El primer capítulo me resultó sorprendente, y atrayente: el despertar de Buenaventura con el despertar del reloj. Lo que se despierta en Buenaventura es la narración que comienza con esa extraña historia del Primer Genovés. Más tarde la retoma cuando Jácome, el mareante, se encuentra a aquel extraño personaje en Puerto Escondido, fundado por él. Apunta a que la historia de este Primer Genovés no ha terminado. Buenaventura es un descendiente de este fundador. A esto le sigue la narración del niño Tin hasta devenir don Agustín que podemos decir que constituye el núcleo de la novela.
El vocabulario empleado, siempre muy acorde con lo narrado, y muy variado. Un vocabulario popular, ya prácticamente extinto, de palabrejas cubano-canarias, porque no se puede decir que sea un vocabulario de allí ni de acá sino del vaivén de uno a otro lado. Palabras que nacieron allá y que aquí arraigaron para tal vez volver. Y al revés. Está muy presente ese vocabulario en todo el texto. A veces volviéndolo casi críptico.
El trajín de apañar viandas, de atranquillar jutías correlonas, de briscar miel en los júcaros y de levantar cochinatos de los charcales cercanos a la sitierías amorosó a Tin.
La montañeta, la Casa de la Montañeta vuelve a ser mencionada.

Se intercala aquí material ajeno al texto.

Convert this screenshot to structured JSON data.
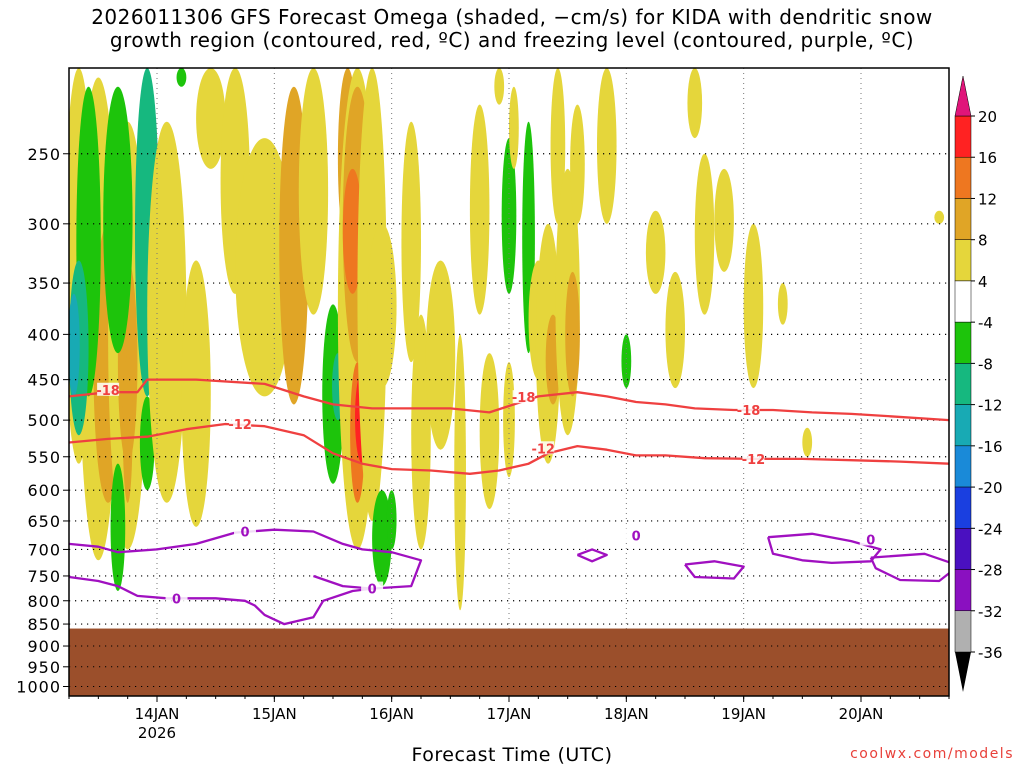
{
  "title": {
    "line1": "2026011306 GFS Forecast Omega (shaded, −cm/s) for KIDA with dendritic snow",
    "line2": "growth region (contoured, red, ºC) and freezing level (contoured, purple, ºC)"
  },
  "credit": "coolwx.com/models",
  "chart_data": {
    "type": "heatmap",
    "xlabel": "Forecast Time (UTC)",
    "ylabel": "",
    "x_ticks": [
      "14JAN",
      "15JAN",
      "16JAN",
      "17JAN",
      "18JAN",
      "19JAN",
      "20JAN"
    ],
    "x_tick_sub": {
      "14JAN": "2026"
    },
    "x_range_hours": [
      0,
      180
    ],
    "y_ticks": [
      250,
      300,
      350,
      400,
      450,
      500,
      550,
      600,
      650,
      700,
      750,
      800,
      850,
      900,
      950,
      1000
    ],
    "y_range_hpa": [
      200,
      1025
    ],
    "y_scale": "log-pressure",
    "grid": true,
    "surface_pressure_hpa": 860,
    "surface_color": "#9b4f2b",
    "colorbar": {
      "labels": [
        "20",
        "16",
        "12",
        "8",
        "4",
        "-4",
        "-8",
        "-12",
        "-16",
        "-20",
        "-24",
        "-28",
        "-32",
        "-36"
      ],
      "colors": [
        "#ff2222",
        "#ee7720",
        "#e0a526",
        "#e5d63b",
        "#ffffff",
        "#1dc40b",
        "#16b87f",
        "#18aab4",
        "#1a8ad8",
        "#1a3fe0",
        "#4a10c0",
        "#8a10c0",
        "#b0b0b0"
      ],
      "top_arrow_color": "#e0157a",
      "bottom_arrow_color": "#000000"
    },
    "contours": {
      "dgz_minus18": {
        "label": "-18",
        "color": "#ef4040",
        "points": [
          [
            0,
            470
          ],
          [
            8,
            465
          ],
          [
            14,
            465
          ],
          [
            16,
            450
          ],
          [
            26,
            450
          ],
          [
            40,
            455
          ],
          [
            48,
            470
          ],
          [
            54,
            480
          ],
          [
            62,
            485
          ],
          [
            70,
            485
          ],
          [
            78,
            485
          ],
          [
            86,
            490
          ],
          [
            90,
            482
          ],
          [
            96,
            470
          ],
          [
            104,
            465
          ],
          [
            110,
            470
          ],
          [
            116,
            477
          ],
          [
            122,
            480
          ],
          [
            128,
            485
          ],
          [
            136,
            487
          ],
          [
            144,
            487
          ],
          [
            152,
            490
          ],
          [
            160,
            492
          ],
          [
            168,
            495
          ],
          [
            180,
            500
          ]
        ]
      },
      "dgz_minus12": {
        "label": "-12",
        "color": "#ef4040",
        "points": [
          [
            0,
            530
          ],
          [
            8,
            525
          ],
          [
            16,
            522
          ],
          [
            24,
            512
          ],
          [
            32,
            505
          ],
          [
            40,
            508
          ],
          [
            48,
            520
          ],
          [
            54,
            545
          ],
          [
            60,
            560
          ],
          [
            66,
            568
          ],
          [
            74,
            570
          ],
          [
            82,
            575
          ],
          [
            88,
            570
          ],
          [
            94,
            560
          ],
          [
            98,
            545
          ],
          [
            104,
            535
          ],
          [
            110,
            540
          ],
          [
            116,
            548
          ],
          [
            122,
            548
          ],
          [
            130,
            552
          ],
          [
            140,
            553
          ],
          [
            150,
            553
          ],
          [
            160,
            555
          ],
          [
            170,
            557
          ],
          [
            180,
            560
          ]
        ]
      },
      "freezing_0_upper": {
        "label": "0",
        "color": "#a010c0",
        "points": [
          [
            0,
            690
          ],
          [
            6,
            695
          ],
          [
            10,
            705
          ],
          [
            18,
            700
          ],
          [
            26,
            690
          ],
          [
            34,
            670
          ],
          [
            42,
            665
          ],
          [
            50,
            668
          ],
          [
            56,
            690
          ],
          [
            60,
            700
          ],
          [
            66,
            705
          ],
          [
            72,
            720
          ],
          [
            70,
            770
          ],
          [
            62,
            775
          ],
          [
            56,
            770
          ],
          [
            50,
            750
          ]
        ]
      },
      "freezing_0_lower": {
        "label": "0",
        "color": "#a010c0",
        "points": [
          [
            0,
            752
          ],
          [
            6,
            760
          ],
          [
            10,
            770
          ],
          [
            14,
            790
          ],
          [
            20,
            795
          ],
          [
            30,
            795
          ],
          [
            36,
            800
          ],
          [
            38,
            810
          ],
          [
            40,
            830
          ],
          [
            44,
            850
          ],
          [
            50,
            835
          ],
          [
            52,
            800
          ],
          [
            58,
            780
          ],
          [
            62,
            775
          ]
        ]
      },
      "freezing_cells": [
        {
          "points": [
            [
              104,
              710
            ],
            [
              107,
              700
            ],
            [
              110,
              710
            ],
            [
              107,
              722
            ],
            [
              104,
              710
            ]
          ]
        },
        {
          "points": [
            [
              126,
              728
            ],
            [
              132,
              722
            ],
            [
              138,
              732
            ],
            [
              136,
              755
            ],
            [
              128,
              752
            ],
            [
              126,
              728
            ]
          ]
        },
        {
          "points": [
            [
              143,
              678
            ],
            [
              152,
              672
            ],
            [
              160,
              685
            ],
            [
              166,
              700
            ],
            [
              164,
              722
            ],
            [
              156,
              725
            ],
            [
              150,
              720
            ],
            [
              144,
              708
            ],
            [
              143,
              678
            ]
          ]
        },
        {
          "points": [
            [
              164,
              715
            ],
            [
              175,
              708
            ],
            [
              182,
              730
            ],
            [
              178,
              760
            ],
            [
              170,
              758
            ],
            [
              165,
              735
            ],
            [
              164,
              715
            ]
          ]
        }
      ]
    },
    "annotations": [
      "-18",
      "-12",
      "0"
    ]
  }
}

Tal vez este es el origen de las menciones pues es la primera novela. No es un lugar precisado. No se corresponde con lugares concretos como el tan presente, en el último cuento, Castillo del Romeral, en Libro de Familia. O la propia ciudad de Las Palmas y esa Vegueta onírica que un poco se inventa en La Ciudad del Vacío. Aquí también está esa Vegueta (sin mencionar ese nombre, porque no es Las Palmas, sino Puerto Escondido) que pasea un poco y que recuerda a la de los viejos tiempos, aquella que pudo haber sido, tal vez fue: Los puentes sobre el barranco, la calle la Marina que da directamente a la marea, etc. Estas reiteradas menciones en las tres novelas demuestra una querencia por el paisaje y por dotarle de halo mítico, un centro de referencia.
Otro aspecto que me llama la atención es una visión poco amable del ser humano en general. Hay una especie de justificación en la vileza de los personajes y un claro repudio por la supuesta sumisión o apocamiento. En el caso de Agustín, se siente avalado por sus penurias, por su pobreza de niño y las penalidades que pasa en Cuba para obrar luego sin escrúpulos en la consecución de sus logros. Al final don Agustín es un cacique de tomo y lomo. En la ciudad del vacío había una especie de reproche al pueblo por consentir que estos aprovechados medren a costa de nuestros sudores sin que el pueblo reaccione ante las injusticias y abusos. Que estos personajes siempre tengan alrededor una cohorte de aduladores ansiosos de obtener las migajas que aquellos dejan caer. En fin, en El Libro de Familia, la crítica se centra en el cerrilismo de los que han conseguido amasar algunos dinerillos en no dejar que nada se mueva si no les repercute al bolsillo. Cualquier iniciativa de progreso les resulta sospechosa.
En las tres se aprecian estos elementos comunes: la pobreza del de abajo que le faculta para no poner reparos a sus ambiciones, o bien que le hace sumiso ante las tropelías del grande. Las grandes familias, que han venido a menos y son superadas por los arribistas (la caída de la aristocracia y el ascenso de la burguesía, pero visto con poco entusiasmo, casi lamentándolo), las penalidades de vivir en las islas, sobre todo para los de abajo, que les obliga a emigrar para sufrir de la misma manera en otras partes, y de la que sin embargo otros, venidos casi siempre de fuera, consiguen sacar provecho; algunos lugares que sirven de referencia, sobre todo son enclaves familiares, es decir castillos desde los cuales se preside al pueblo y que todos miran con vasallaje.
Poco amable imagen del territorio isleño, al mismo tiempo que demuestra querencia al ocuparse tanto de él.
Me acuerdo ahora, repasando esto que aún tengo por ahí un libro de memorias de don José. Tal vez remate este ciclo con una relectura de ese libro si lo hallo. Si no ya vendrá otra cosa.